Kutuyu bana uzatıren gülümseyerek yatağa oturdu. Kapağını açıp kenara bıraktım. İçindeki fotoğraf albümünü çıkarıp fotoğraflara bakmaya başladım. Hepsinin yanında yazılar vardı. Poyraz'ın yamuk yumuk yazısını görünce gülümsedim.

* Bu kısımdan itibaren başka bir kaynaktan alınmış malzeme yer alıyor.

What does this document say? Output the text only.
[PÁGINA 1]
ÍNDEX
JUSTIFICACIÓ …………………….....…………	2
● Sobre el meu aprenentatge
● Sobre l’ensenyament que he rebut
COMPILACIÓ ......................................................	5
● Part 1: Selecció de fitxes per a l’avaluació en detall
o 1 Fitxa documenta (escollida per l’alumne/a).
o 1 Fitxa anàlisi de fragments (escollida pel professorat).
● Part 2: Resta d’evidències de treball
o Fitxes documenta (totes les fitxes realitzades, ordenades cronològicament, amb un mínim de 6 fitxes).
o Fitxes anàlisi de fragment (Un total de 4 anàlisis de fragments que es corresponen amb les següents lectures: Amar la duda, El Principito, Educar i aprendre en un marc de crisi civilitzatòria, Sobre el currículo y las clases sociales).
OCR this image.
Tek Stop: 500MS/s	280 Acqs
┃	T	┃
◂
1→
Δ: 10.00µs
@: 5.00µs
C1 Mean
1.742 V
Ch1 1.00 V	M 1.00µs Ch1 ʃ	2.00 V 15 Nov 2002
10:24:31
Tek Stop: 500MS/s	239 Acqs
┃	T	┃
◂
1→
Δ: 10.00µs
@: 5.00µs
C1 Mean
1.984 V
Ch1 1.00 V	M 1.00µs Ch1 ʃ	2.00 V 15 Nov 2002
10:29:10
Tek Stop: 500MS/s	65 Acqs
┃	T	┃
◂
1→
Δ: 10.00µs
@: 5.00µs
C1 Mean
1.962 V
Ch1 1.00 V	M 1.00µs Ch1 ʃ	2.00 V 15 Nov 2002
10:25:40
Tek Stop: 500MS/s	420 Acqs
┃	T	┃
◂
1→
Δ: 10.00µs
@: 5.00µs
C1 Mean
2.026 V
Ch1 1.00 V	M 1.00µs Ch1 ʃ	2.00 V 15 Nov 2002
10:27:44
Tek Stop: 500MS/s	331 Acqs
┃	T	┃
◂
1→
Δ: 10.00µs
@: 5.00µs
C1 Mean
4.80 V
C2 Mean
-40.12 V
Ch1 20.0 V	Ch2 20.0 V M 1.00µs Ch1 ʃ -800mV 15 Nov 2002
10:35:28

Annemin yazısıda doktor reçetesi gibiydi ama çok güzel şeyler yazmışlardı. Bazı fotoğrafların yanında teyzeminde yazıları vardı.
'' Anne bu çok güzel.''
'' Benim anneannem hep en güzel hediye geçmişteki anılardır derdi. Şimdi bunları yanında taşıyabileceksin. Amerika'ya gittiğinde sana bizi hatırlatacak bir şeyler işte.''
'' Sanki sizi unuturdum da..''
Sayfaları çevirip fotoğrafların hepsine baktım. Son sayfada Rüzgar'la olan bir fotoğrafımız vardı. Teyzem çekmişti. Bizim bahçede.. Bundan bir kaç gün önceydi.. Poyraz , Rüzgar ve ben su savaşı yapmıştık. O gün teyzem bir sürü fotoğraf çekmişti.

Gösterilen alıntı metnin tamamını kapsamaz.